Supported by Fundación Ama Amoedo
Sofía Quirno lives and works in New York. Influenced by Argentine tradition of psychoanalysis, Quirno uses humor to question existing structures and address situations of vulnerability. Bringing together concrete and metaphorical images, she proposes an experience of everyday associations. Using collage as her underlying process, she experiments with montage, overlapping images and perspectives to capture the randomness of thoughts; to stretch and unfetter conventional figurations; to rethink new modes of subjectivity outside of existing schemes. Art is for her a territory to reflect on issues of translation, identity, and form. Sofía holds an MFA in Visual Arts from Parsons, The New School, and a bachelor’s degree in international studies from Universidad Torcuato Di Tella, Buenos Aires. She was a fellow at Shandaken Projects Paint School, a discourse-based program for painters in NY and part of The Drawing Center Viewing Program. Sofía obtained the Sterling Clark Fellowship to attend Vermont Studio Center. She was also an artist in residence at Bemis Center for Contemporary Arts and Triangle Arts Workshop. Her most recent exhibitions include: I Went There, Praxis NY; A su lado, Galería Vasari, Buenos Aires; Heads and Tails, Praxis, NY; Importa un pepino, Galería Hache, Buenos Aires; After-noon, M E N Gallery, NY; For Starters, Emily Harvey Foundation, NY; Calendar Day, Praxis, NY; Sunny Side Up, Sleep Center, NY.
About the work
Mixed media on metal base
Bye Blackbird is a work made up of sculptures that, reproducing the mechanics of a camping, unfold and fit together to build a settlement scene. The pieces as a whole build an imaginary pictorial landscape of nature. Each sculpture represents an element of this composition as a character: a moon, a bird, a nest, a sky, etc.

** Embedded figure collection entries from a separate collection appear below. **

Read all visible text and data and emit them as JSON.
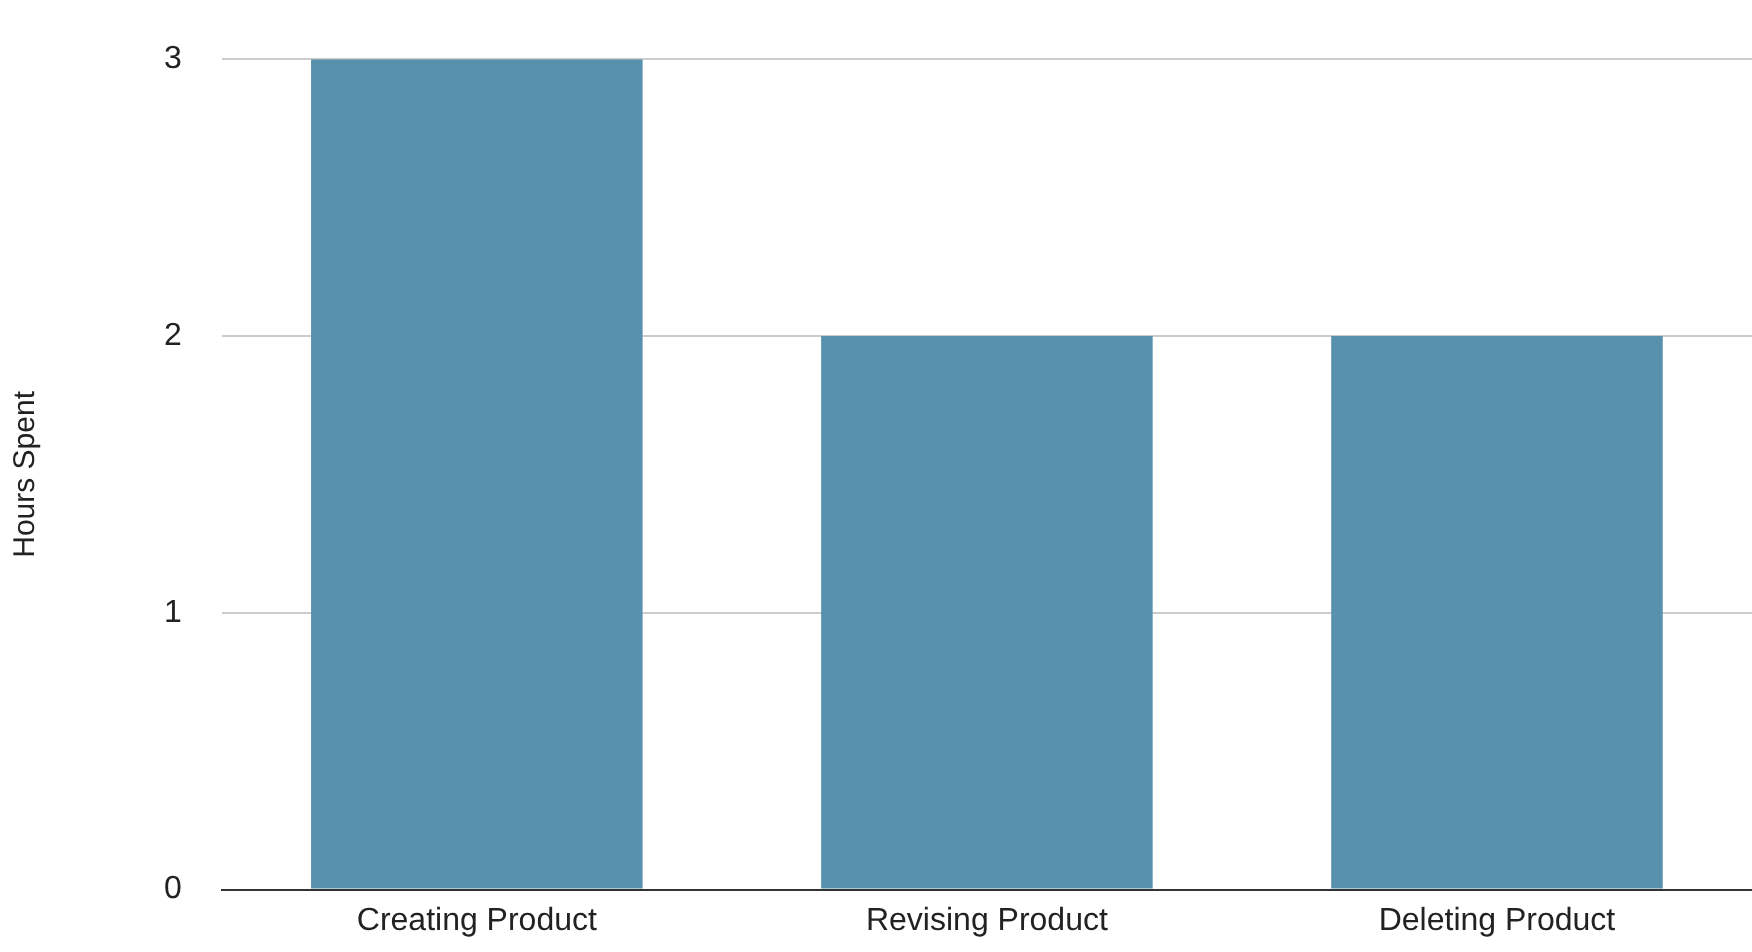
{
  "chart_data": {
    "type": "bar",
    "ylabel": "Hours Spent",
    "categories": [
      "Creating Product",
      "Revising Product",
      "Deleting Product"
    ],
    "values": [
      3,
      2,
      2
    ],
    "color": "#5791ae",
    "ylim": [
      0,
      3
    ],
    "yticks": [
      0,
      1,
      2,
      3
    ],
    "grid": "y"
  }
}
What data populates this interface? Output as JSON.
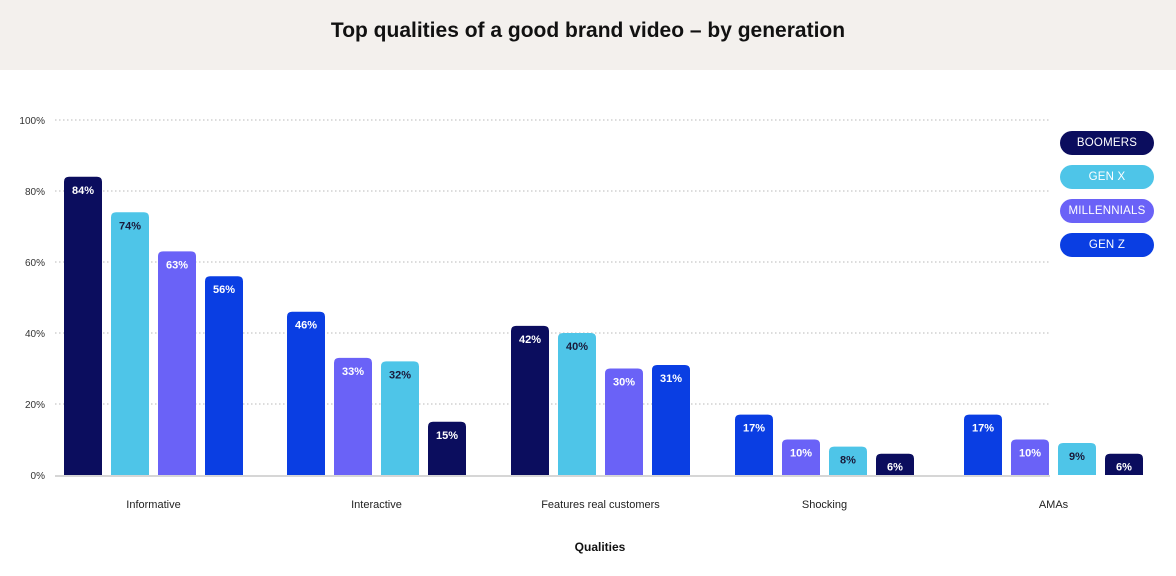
{
  "chart_data": {
    "type": "bar",
    "title": "Top qualities of a good brand video – by generation",
    "xlabel": "Qualities",
    "ylabel": "",
    "ylim": [
      0,
      100
    ],
    "yticks": [
      "0%",
      "20%",
      "40%",
      "60%",
      "80%",
      "100%"
    ],
    "ytick_values": [
      0,
      20,
      40,
      60,
      80,
      100
    ],
    "grid": true,
    "legend_position": "top-right",
    "categories": [
      "Informative",
      "Interactive",
      "Features real customers",
      "Shocking",
      "AMAs"
    ],
    "legend": [
      {
        "name": "BOOMERS",
        "color": "#0b0d5e"
      },
      {
        "name": "GEN X",
        "color": "#4ec5e8"
      },
      {
        "name": "MILLENNIALS",
        "color": "#6a62f7"
      },
      {
        "name": "GEN Z",
        "color": "#0a3ee3"
      }
    ],
    "groups": [
      {
        "category": "Informative",
        "bars": [
          {
            "series": "BOOMERS",
            "value": 84,
            "label": "84%"
          },
          {
            "series": "GEN X",
            "value": 74,
            "label": "74%"
          },
          {
            "series": "MILLENNIALS",
            "value": 63,
            "label": "63%"
          },
          {
            "series": "GEN Z",
            "value": 56,
            "label": "56%"
          }
        ]
      },
      {
        "category": "Interactive",
        "bars": [
          {
            "series": "GEN Z",
            "value": 46,
            "label": "46%"
          },
          {
            "series": "MILLENNIALS",
            "value": 33,
            "label": "33%"
          },
          {
            "series": "GEN X",
            "value": 32,
            "label": "32%"
          },
          {
            "series": "BOOMERS",
            "value": 15,
            "label": "15%"
          }
        ]
      },
      {
        "category": "Features real customers",
        "bars": [
          {
            "series": "BOOMERS",
            "value": 42,
            "label": "42%"
          },
          {
            "series": "GEN X",
            "value": 40,
            "label": "40%"
          },
          {
            "series": "MILLENNIALS",
            "value": 30,
            "label": "30%"
          },
          {
            "series": "GEN Z",
            "value": 31,
            "label": "31%"
          }
        ]
      },
      {
        "category": "Shocking",
        "bars": [
          {
            "series": "GEN Z",
            "value": 17,
            "label": "17%"
          },
          {
            "series": "MILLENNIALS",
            "value": 10,
            "label": "10%"
          },
          {
            "series": "GEN X",
            "value": 8,
            "label": "8%"
          },
          {
            "series": "BOOMERS",
            "value": 6,
            "label": "6%"
          }
        ]
      },
      {
        "category": "AMAs",
        "bars": [
          {
            "series": "GEN Z",
            "value": 17,
            "label": "17%"
          },
          {
            "series": "MILLENNIALS",
            "value": 10,
            "label": "10%"
          },
          {
            "series": "GEN X",
            "value": 9,
            "label": "9%"
          },
          {
            "series": "BOOMERS",
            "value": 6,
            "label": "6%"
          }
        ]
      }
    ]
  }
}
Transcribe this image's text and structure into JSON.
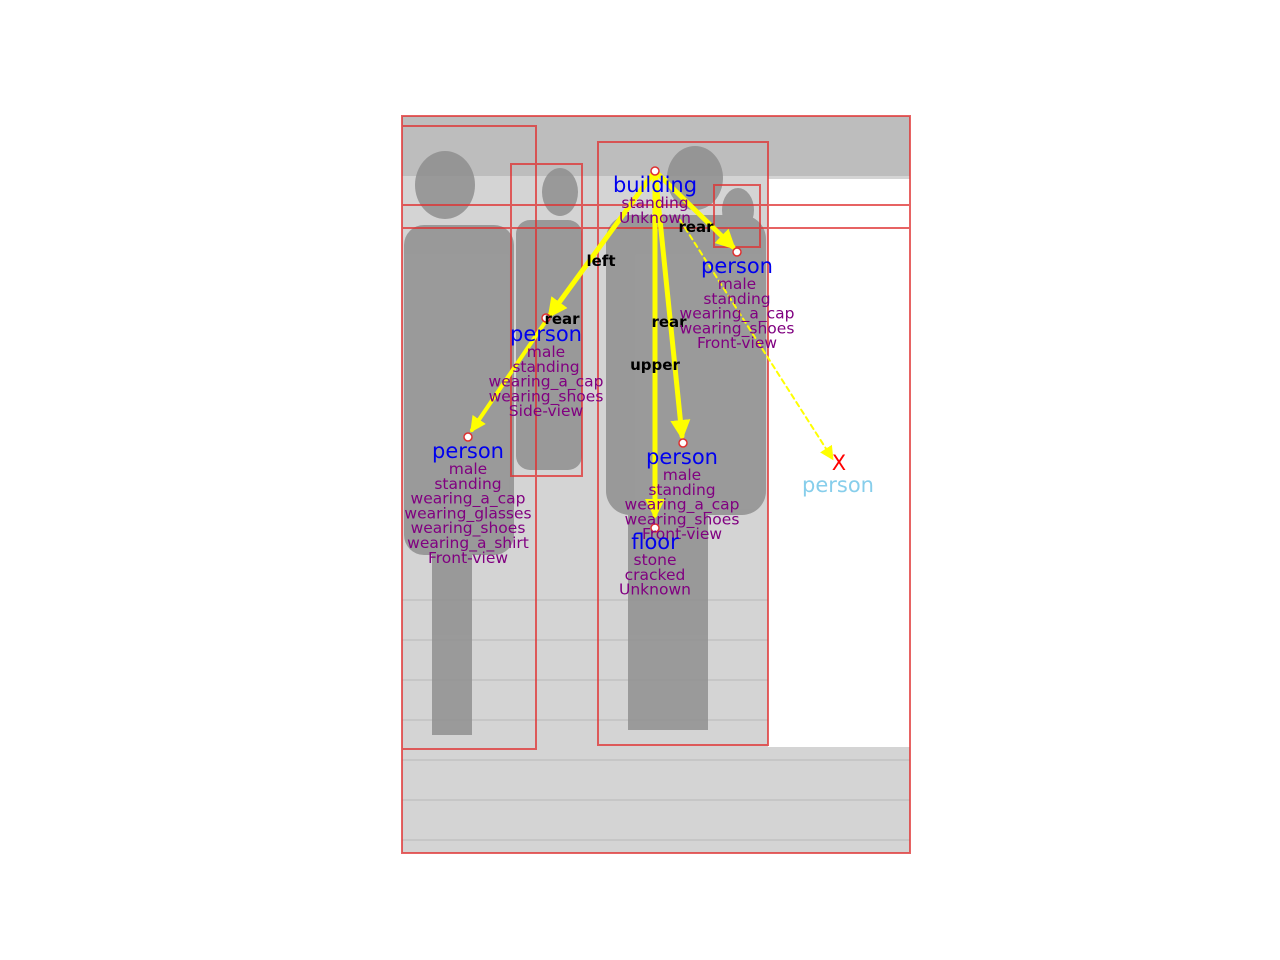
{
  "colors": {
    "box": "#e03030",
    "arrow": "#ffff00",
    "head_node": "#0000ee",
    "attribute": "#800080",
    "relation": "#000000",
    "missing_marker": "#ff0000",
    "missing_label": "#87ceeb",
    "photo_bg": "#cfcfcf"
  },
  "nodes": {
    "building": {
      "label": "building",
      "attributes": [
        "standing",
        "Unknown"
      ]
    },
    "person_right": {
      "label": "person",
      "attributes": [
        "male",
        "standing",
        "wearing_a_cap",
        "wearing_shoes",
        "Front-view"
      ]
    },
    "person_middle": {
      "label": "person",
      "attributes": [
        "male",
        "standing",
        "wearing_a_cap",
        "wearing_shoes",
        "Side-view"
      ]
    },
    "person_left": {
      "label": "person",
      "attributes": [
        "male",
        "standing",
        "wearing_a_cap",
        "wearing_glasses",
        "wearing_shoes",
        "wearing_a_shirt",
        "Front-view"
      ]
    },
    "person_center": {
      "label": "person",
      "attributes": [
        "male",
        "standing",
        "wearing_a_cap",
        "wearing_shoes",
        "Front-view"
      ]
    },
    "floor": {
      "label": "floor",
      "attributes": [
        "stone",
        "cracked",
        "Unknown"
      ]
    },
    "missing_person": {
      "marker": "X",
      "label": "person"
    }
  },
  "relations": {
    "rear_right": "rear",
    "left": "left",
    "rear_middle": "rear",
    "rear_center": "rear",
    "upper": "upper"
  }
}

The work highlights the need to move from the city to the countryside for two days, the will to assume itself as a settlement quickly and to understand the aesthetic/pictorial transformation of the landscape that occurs with this movement. It also assumes the fusion that will be produced momentarily between these structures imported from technology, with natural flora and fauna from CAMPO.